The Fungus Rock is known in Maltese as Hagret il-General (the General's Rock). It is a 65 meter high rock 60 metres away from mainland completely encircled with water and located at the mouth of a splendid bay beside the Azur Window.
A commander of a squadron of the galleys belonging to the Knights of Malta discovered a plant locally known as Gherq is-Sinjur. It was thought that it was a fungus, known as the parasitic flowering plant Cynomorium Coccineum. It was thought that it had various medical cures for conditions as dysentery, bleeding and impotence.
This rock was one of the few places where it grew. So during 1746 Grand Master Pinto, in order to protect the plant from thieves defaced the sides of the rock to discourage those who would attempt to climb for it.
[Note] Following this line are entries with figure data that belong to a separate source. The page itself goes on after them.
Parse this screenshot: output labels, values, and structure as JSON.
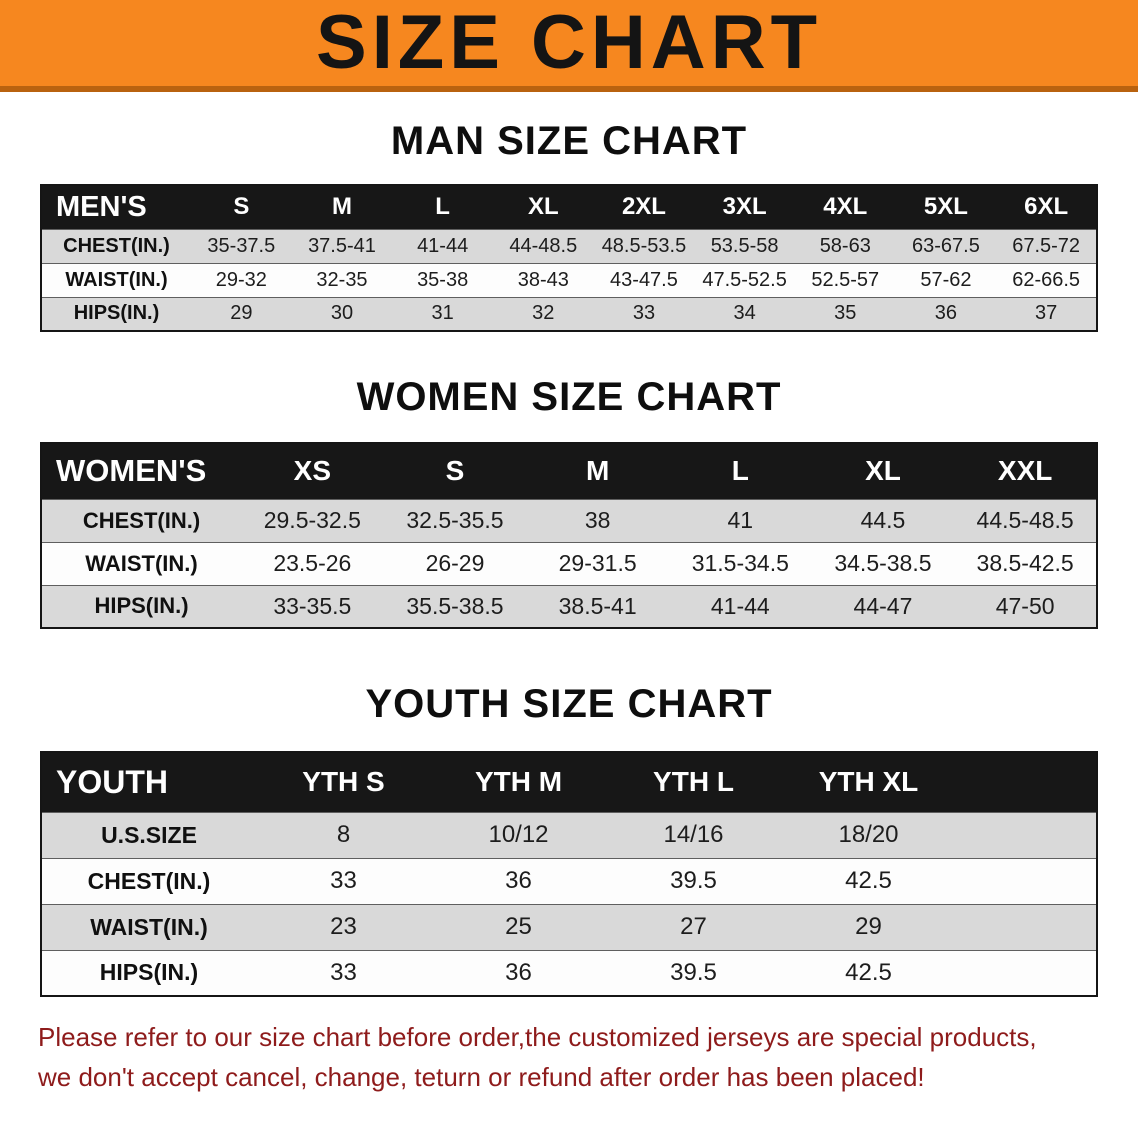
{
  "banner": {
    "title": "SIZE CHART"
  },
  "colors": {
    "banner_orange": "#f6871f",
    "banner_edge": "#b9620f",
    "header_black": "#171717",
    "stripe_gray": "#d9d9d9",
    "footer_red": "#8e1b1b"
  },
  "sections": [
    {
      "heading": "MAN SIZE CHART",
      "table": {
        "header": [
          "MEN'S",
          "S",
          "M",
          "L",
          "XL",
          "2XL",
          "3XL",
          "4XL",
          "5XL",
          "6XL"
        ],
        "rows": [
          [
            "CHEST(IN.)",
            "35-37.5",
            "37.5-41",
            "41-44",
            "44-48.5",
            "48.5-53.5",
            "53.5-58",
            "58-63",
            "63-67.5",
            "67.5-72"
          ],
          [
            "WAIST(IN.)",
            "29-32",
            "32-35",
            "35-38",
            "38-43",
            "43-47.5",
            "47.5-52.5",
            "52.5-57",
            "57-62",
            "62-66.5"
          ],
          [
            "HIPS(IN.)",
            "29",
            "30",
            "31",
            "32",
            "33",
            "34",
            "35",
            "36",
            "37"
          ]
        ]
      }
    },
    {
      "heading": "WOMEN SIZE CHART",
      "table": {
        "header": [
          "WOMEN'S",
          "XS",
          "S",
          "M",
          "L",
          "XL",
          "XXL"
        ],
        "rows": [
          [
            "CHEST(IN.)",
            "29.5-32.5",
            "32.5-35.5",
            "38",
            "41",
            "44.5",
            "44.5-48.5"
          ],
          [
            "WAIST(IN.)",
            "23.5-26",
            "26-29",
            "29-31.5",
            "31.5-34.5",
            "34.5-38.5",
            "38.5-42.5"
          ],
          [
            "HIPS(IN.)",
            "33-35.5",
            "35.5-38.5",
            "38.5-41",
            "41-44",
            "44-47",
            "47-50"
          ]
        ]
      }
    },
    {
      "heading": "YOUTH SIZE CHART",
      "table": {
        "header": [
          "YOUTH",
          "YTH S",
          "YTH M",
          "YTH L",
          "YTH XL"
        ],
        "rows": [
          [
            "U.S.SIZE",
            "8",
            "10/12",
            "14/16",
            "18/20"
          ],
          [
            "CHEST(IN.)",
            "33",
            "36",
            "39.5",
            "42.5"
          ],
          [
            "WAIST(IN.)",
            "23",
            "25",
            "27",
            "29"
          ],
          [
            "HIPS(IN.)",
            "33",
            "36",
            "39.5",
            "42.5"
          ]
        ]
      }
    }
  ],
  "footer": {
    "lines": [
      "Please refer to our size chart before order,the customized jerseys are special products,",
      "we don't accept cancel, change, teturn or refund after order has been placed!"
    ]
  }
}
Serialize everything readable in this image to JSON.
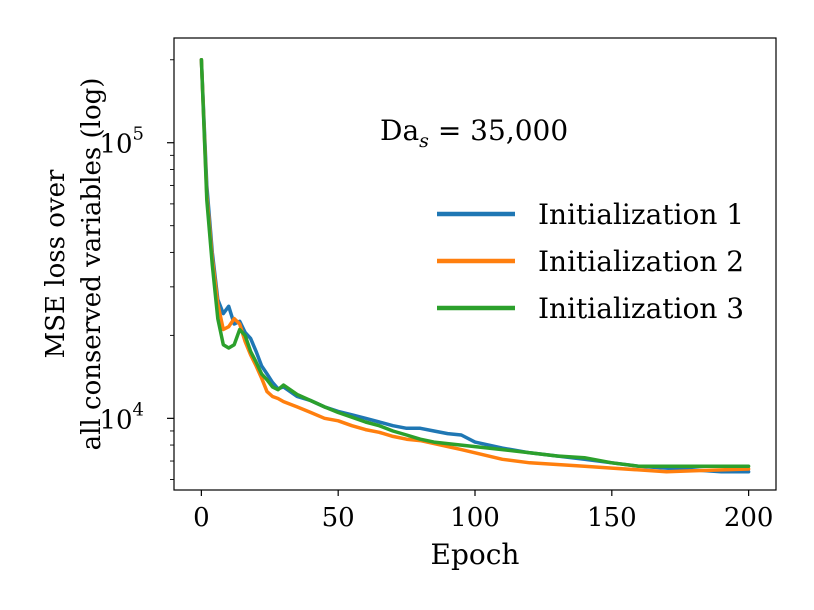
{
  "chart_data": {
    "type": "line",
    "title": "",
    "annotation": {
      "main": "Da",
      "subscript": "s",
      "rest": " = 35,000"
    },
    "xlabel": "Epoch",
    "ylabel_line1": "MSE loss over",
    "ylabel_line2": "all conserved variables (log)",
    "xlim": [
      -10,
      210
    ],
    "ylim_log10": [
      3.74,
      5.38
    ],
    "yscale": "log",
    "x_ticks": [
      0,
      50,
      100,
      150,
      200
    ],
    "x_tick_labels": [
      "0",
      "50",
      "100",
      "150",
      "200"
    ],
    "y_ticks": [
      {
        "value": 10000,
        "base": "10",
        "exp": "4"
      },
      {
        "value": 100000,
        "base": "10",
        "exp": "5"
      }
    ],
    "legend_position": "right",
    "series": [
      {
        "name": "Initialization 1",
        "color": "#1f77b4",
        "x": [
          0,
          2,
          4,
          6,
          8,
          10,
          12,
          14,
          16,
          18,
          20,
          22,
          24,
          26,
          28,
          30,
          35,
          40,
          45,
          50,
          55,
          60,
          65,
          70,
          75,
          80,
          85,
          90,
          95,
          100,
          110,
          120,
          130,
          140,
          150,
          160,
          170,
          180,
          190,
          200
        ],
        "y": [
          200000,
          70000,
          40000,
          27000,
          24000,
          25500,
          22000,
          22500,
          20500,
          19500,
          17500,
          15500,
          14500,
          13500,
          12800,
          13000,
          12000,
          11600,
          11000,
          10600,
          10300,
          10000,
          9700,
          9400,
          9200,
          9200,
          9000,
          8800,
          8700,
          8200,
          7800,
          7500,
          7300,
          7100,
          6900,
          6700,
          6600,
          6500,
          6400,
          6400
        ]
      },
      {
        "name": "Initialization 2",
        "color": "#ff7f0e",
        "x": [
          0,
          2,
          4,
          6,
          8,
          10,
          12,
          14,
          16,
          18,
          20,
          22,
          24,
          26,
          28,
          30,
          35,
          40,
          45,
          50,
          55,
          60,
          65,
          70,
          75,
          80,
          85,
          90,
          95,
          100,
          110,
          120,
          130,
          140,
          150,
          160,
          170,
          180,
          190,
          200
        ],
        "y": [
          200000,
          65000,
          38000,
          26000,
          21000,
          21500,
          23000,
          22000,
          19000,
          17000,
          15500,
          14000,
          12500,
          12000,
          11800,
          11500,
          11000,
          10500,
          10000,
          9800,
          9400,
          9100,
          8900,
          8600,
          8400,
          8300,
          8100,
          7900,
          7700,
          7500,
          7100,
          6900,
          6800,
          6700,
          6600,
          6500,
          6400,
          6450,
          6500,
          6550
        ]
      },
      {
        "name": "Initialization 3",
        "color": "#2ca02c",
        "x": [
          0,
          2,
          4,
          6,
          8,
          10,
          12,
          14,
          16,
          18,
          20,
          22,
          24,
          26,
          28,
          30,
          35,
          40,
          45,
          50,
          55,
          60,
          65,
          70,
          75,
          80,
          85,
          90,
          95,
          100,
          110,
          120,
          130,
          140,
          150,
          160,
          170,
          180,
          190,
          200
        ],
        "y": [
          200000,
          62000,
          36000,
          23000,
          18500,
          18000,
          18500,
          21000,
          20000,
          17500,
          16000,
          14500,
          13800,
          13000,
          12700,
          13200,
          12200,
          11600,
          11000,
          10500,
          10100,
          9700,
          9400,
          9000,
          8700,
          8400,
          8200,
          8100,
          8000,
          7900,
          7700,
          7500,
          7300,
          7200,
          6900,
          6700,
          6700,
          6700,
          6700,
          6700
        ]
      }
    ]
  }
}
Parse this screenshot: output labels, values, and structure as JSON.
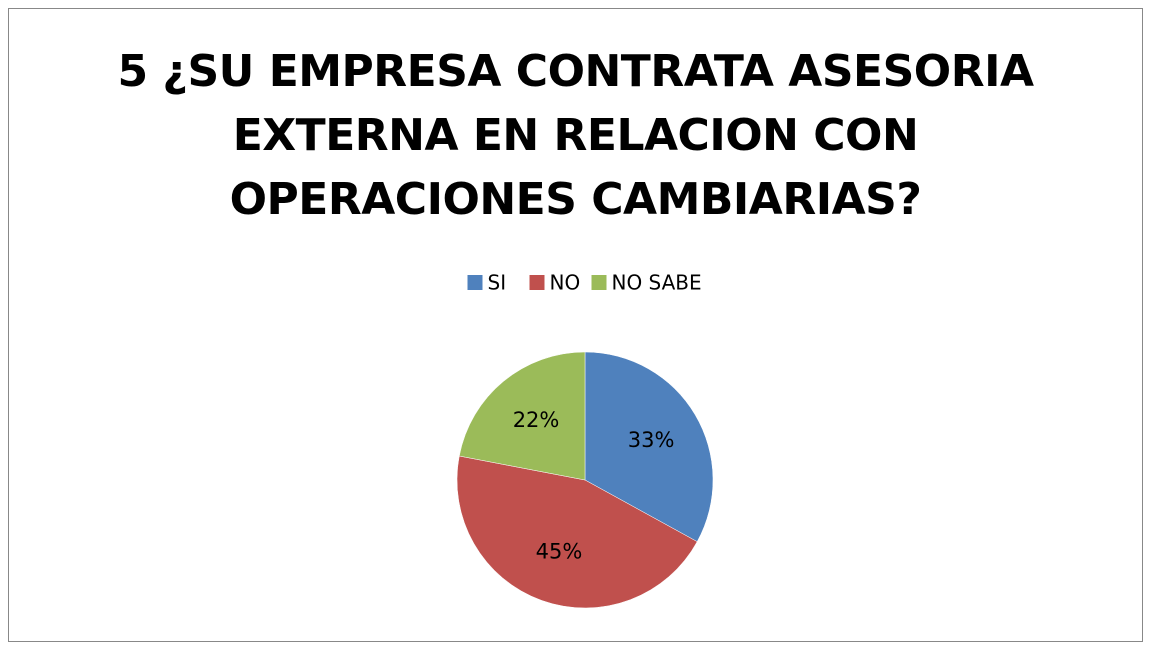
{
  "chart_data": {
    "type": "pie",
    "title": "5 ¿SU EMPRESA CONTRATA ASESORIA\nEXTERNA  EN RELACION CON\nOPERACIONES CAMBIARIAS?",
    "categories": [
      "SI",
      "NO",
      "NO SABE"
    ],
    "values": [
      33,
      45,
      22
    ],
    "value_labels": [
      "33%",
      "45%",
      "22%"
    ],
    "colors": [
      "#4f81bd",
      "#c0504d",
      "#9bbb59"
    ],
    "legend": "top"
  }
}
This was strictly forbidden and severe penalties were imposed upon those who were caught making such an attempt.
It was also guarded from the Dwejra watch tower. The Knights were very well known for their medical cures throughout Europe and the plant was for medications in what was then a state of the art hospital in Valletta.
An ingenious system was invented to transport the plant from the isolated island rock to the main land using a rope with a basket tied to it.
In 1992, this rock was declared a nature reserve and is prohibited to climb upon it.
The physically unattractive fungus plant which grows on top of the rock and gives it its name was dried and used successfully as a dressing for wounds and a remedy for dysentery it was called Fungus Melitensis.
In 1746 Grand Master Pinto ordered that the Dwejra tower had to be used to guard the healing plant which many thought that had medicinal fungus that grew on it to cure the sick.
The Fungus rock, apart from being a tourist attraction, remains a living evidence of the Knights' determination to cure the sick.